The complement system in neurodegenerative and inflammatory diseases of the central nervous system

Abstract

Neurodegenerative and neuroinflammatory diseases, including Alzheimer's disease, Parkinson's disease, and multiple sclerosis, affect millions of people globally. As aging is a major risk factor for neurodegenerative diseases, the continuous increase in the elderly population across Western societies is also associated with a rising prevalence of these debilitating conditions. The complement system, a crucial component of the innate immune response, has gained increasing attention for its multifaceted involvement in the normal development of the central nervous system (CNS) and the brain but also as a pathogenic driver in several neuroinflammatory disease states. Although complement is generally understood as a liver-derived and blood or interstitial fluid operative system protecting against bloodborne pathogens or threats, recent research, particularly on the role of complement in the healthy and diseased CNS, has demonstrated the importance of locally produced and activated complement components. Here, we provide a succinct overview over the known beneficial and pathological roles of complement in the CNS with focus on local sources of complement, including a discussion on the potential importance of the recently discovered intracellularly active complement system for CNS biology and on infection-triggered neurodegeneration.

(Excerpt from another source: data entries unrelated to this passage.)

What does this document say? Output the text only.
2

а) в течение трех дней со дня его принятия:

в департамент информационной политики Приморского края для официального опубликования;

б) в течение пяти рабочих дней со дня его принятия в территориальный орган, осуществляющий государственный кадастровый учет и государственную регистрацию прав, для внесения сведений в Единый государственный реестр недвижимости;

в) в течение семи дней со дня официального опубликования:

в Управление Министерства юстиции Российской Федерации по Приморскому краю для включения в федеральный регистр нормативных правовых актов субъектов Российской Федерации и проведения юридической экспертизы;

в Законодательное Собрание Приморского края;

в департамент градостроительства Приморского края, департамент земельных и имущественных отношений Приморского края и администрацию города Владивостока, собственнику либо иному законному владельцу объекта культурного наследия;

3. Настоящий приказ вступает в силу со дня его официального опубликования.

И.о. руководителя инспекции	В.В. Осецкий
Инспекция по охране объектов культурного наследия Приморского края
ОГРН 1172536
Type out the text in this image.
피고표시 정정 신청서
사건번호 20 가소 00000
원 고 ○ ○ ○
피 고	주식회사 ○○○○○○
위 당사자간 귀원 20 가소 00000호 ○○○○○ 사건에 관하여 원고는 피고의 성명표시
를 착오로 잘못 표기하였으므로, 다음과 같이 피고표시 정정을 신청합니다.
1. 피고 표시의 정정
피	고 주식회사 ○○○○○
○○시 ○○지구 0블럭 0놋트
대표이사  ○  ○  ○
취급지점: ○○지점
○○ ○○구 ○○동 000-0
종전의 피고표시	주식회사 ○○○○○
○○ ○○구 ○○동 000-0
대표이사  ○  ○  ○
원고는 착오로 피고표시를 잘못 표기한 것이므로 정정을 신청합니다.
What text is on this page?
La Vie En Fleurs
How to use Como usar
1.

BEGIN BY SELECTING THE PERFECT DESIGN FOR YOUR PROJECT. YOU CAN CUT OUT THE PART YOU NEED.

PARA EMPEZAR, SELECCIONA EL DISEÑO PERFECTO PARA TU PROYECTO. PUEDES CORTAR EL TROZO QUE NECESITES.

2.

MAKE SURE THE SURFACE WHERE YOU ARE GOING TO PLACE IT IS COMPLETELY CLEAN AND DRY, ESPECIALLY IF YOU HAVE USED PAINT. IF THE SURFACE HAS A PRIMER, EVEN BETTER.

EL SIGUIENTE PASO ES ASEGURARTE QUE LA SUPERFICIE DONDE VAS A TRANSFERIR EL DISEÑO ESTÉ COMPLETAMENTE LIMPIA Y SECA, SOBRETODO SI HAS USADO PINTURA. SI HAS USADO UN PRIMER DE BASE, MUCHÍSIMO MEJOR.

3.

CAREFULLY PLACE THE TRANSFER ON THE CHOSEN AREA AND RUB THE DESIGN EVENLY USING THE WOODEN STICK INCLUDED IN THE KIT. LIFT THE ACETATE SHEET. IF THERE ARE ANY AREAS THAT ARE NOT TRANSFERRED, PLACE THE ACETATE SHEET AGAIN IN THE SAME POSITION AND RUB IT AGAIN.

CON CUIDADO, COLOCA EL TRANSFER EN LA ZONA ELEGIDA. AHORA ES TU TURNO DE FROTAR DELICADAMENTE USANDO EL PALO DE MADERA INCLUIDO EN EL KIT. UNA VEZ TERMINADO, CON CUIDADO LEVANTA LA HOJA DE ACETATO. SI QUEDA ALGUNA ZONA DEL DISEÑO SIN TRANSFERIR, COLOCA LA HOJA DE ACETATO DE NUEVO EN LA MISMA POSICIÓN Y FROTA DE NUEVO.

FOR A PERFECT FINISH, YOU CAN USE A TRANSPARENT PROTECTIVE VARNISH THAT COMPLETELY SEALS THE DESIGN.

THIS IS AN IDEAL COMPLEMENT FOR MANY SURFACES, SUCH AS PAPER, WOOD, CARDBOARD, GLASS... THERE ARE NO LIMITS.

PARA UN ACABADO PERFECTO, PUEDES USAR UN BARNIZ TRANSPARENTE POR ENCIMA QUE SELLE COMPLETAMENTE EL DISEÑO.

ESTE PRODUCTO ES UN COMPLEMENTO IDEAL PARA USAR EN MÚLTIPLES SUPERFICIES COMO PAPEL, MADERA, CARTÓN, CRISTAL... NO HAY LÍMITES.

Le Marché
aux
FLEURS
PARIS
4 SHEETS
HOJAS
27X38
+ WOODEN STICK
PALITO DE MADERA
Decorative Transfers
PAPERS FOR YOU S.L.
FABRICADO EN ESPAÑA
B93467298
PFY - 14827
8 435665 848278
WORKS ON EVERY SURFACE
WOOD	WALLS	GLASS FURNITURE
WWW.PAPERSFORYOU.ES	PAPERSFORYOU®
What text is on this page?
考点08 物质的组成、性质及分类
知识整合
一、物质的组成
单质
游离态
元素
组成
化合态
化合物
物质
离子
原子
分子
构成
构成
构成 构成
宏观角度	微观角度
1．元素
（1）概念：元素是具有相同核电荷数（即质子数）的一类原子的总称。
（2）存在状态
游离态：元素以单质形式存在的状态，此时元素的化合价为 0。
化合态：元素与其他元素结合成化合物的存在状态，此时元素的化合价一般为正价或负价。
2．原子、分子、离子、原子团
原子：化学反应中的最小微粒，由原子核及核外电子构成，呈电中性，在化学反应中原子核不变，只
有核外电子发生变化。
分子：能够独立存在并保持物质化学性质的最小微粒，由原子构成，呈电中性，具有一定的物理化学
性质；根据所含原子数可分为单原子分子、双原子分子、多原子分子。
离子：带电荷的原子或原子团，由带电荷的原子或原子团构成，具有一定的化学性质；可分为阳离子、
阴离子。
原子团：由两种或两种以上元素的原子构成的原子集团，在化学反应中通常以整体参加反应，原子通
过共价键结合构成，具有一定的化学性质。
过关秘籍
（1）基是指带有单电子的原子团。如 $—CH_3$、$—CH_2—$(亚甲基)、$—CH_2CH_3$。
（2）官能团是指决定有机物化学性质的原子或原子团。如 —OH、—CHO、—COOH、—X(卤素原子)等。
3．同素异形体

Keywords: brain; central nervous system; complement; complosome; development; neurodegeneration; neuroinflammation.

Figure 1

Complement activation, regulation, and functions. Three pathways lead to the formation of C3 and C5 convertases that then cleavage-activate C3 into C3a and C3b, and C5 into C5a and C5b. Assembly of C5b with C6–C9 induces the insertion of the membrane attack complex (MAC) into target membranes while C3b/iC3b opsonizes and tags targets for phagocytic uptake and the anaphylatoxins C3a and C5a mediate the classical inflammatory reactions. The system is controlled by several fluid-phase and membrane-bound complement regulators (red). In circulation, this system detects and removes invading pathogens and noxious antigens. In tissues, C3 and C5 are secreted by immune and non-immune cells, and the extracellularly generated C3 and C5 activation fragments induce cell-specific responses in an autocrine and/or paracrine manner. Intracellularly active complement (the complosome) operates across a broad range of cell populations and at different subcellular locations, where they majorly control basic physiological processes, often in direct crosstalk with other intracellular danger-sensing systems. C1-INH, C1 esterase inhibitor; C3aR, C3a receptor; C5aR, C5a receptor; C4BP, C4b-binding protein; CR1, complement receptor 1; ETC, electron transport chain; FB, factor B; FD, factor D; FH, factor H; FI, factor I; MASP, MBL-associated serine protease; MAVS, mitochondrial antiviral signaling protein; MBL, mannose-binding lectin; mTOR, mechanistic target of rapamycin; OXPHOS, oxidative phosphorylation; RIG-I, retinoic acid-inducible gene I; ROS, reactive oxygen species. Created with BioRender.com.

Figure 2

Cellular sources of complement in the CNS. Depicted are the currently known expression profiles of complement system components by major cells in the CNS. Kolmer’s epiplexus macrophages expressing CR1–CR4 and CD55 and CD59 are not shown. This schematic does not discriminate between complement expression measured on the transcriptional (mRNA) or translational (protein) level and combines data derived from resting CNS cells (steady state) and from cells activated during neuroinflammation. C1-INH, C1 inhibitor; C4BP, C4b-binding protein; cC1qR, receptor for the collagen-like region of C1q; CR1–4, “complement receptors 1–4; F, factor; gC1qR, receptor for the globular head region of C1q; MASP1/2, mannose-binding lectin associated protease 1 or 2; MBL, mannose-binding lectin. ^*C3 and C4 activation fragments can be detected specifically during CNS inflammation or infection and often in proximity to microglia. Created with BioRender.com.

Figure 3

Complement in the CNS—the Good and the Bad. A summary overview over the core beneficial and detrimental activities of complement in the CNS. More detailed information (if available) on the specific molecular mechanisms underlying the depicted complement functions can be found in several recent reviews on this subject matter. A1, neurotoxic, reactive, astrocytes; BBB, blood-brain barrier; DAMP, danger-associated molecular pattern; EC, endothelial cell; MAC, membrane attack complex; MIMS, microglia inflamed in MS; NLRP3, NLR family pyrin domain containing 3. ^*It is currently unclear if the remyelinating capacity of C5aR1 is due to a direct effect on oligodendrocytes or mediated through an indirect effect on other cells. Created with BioRender.com.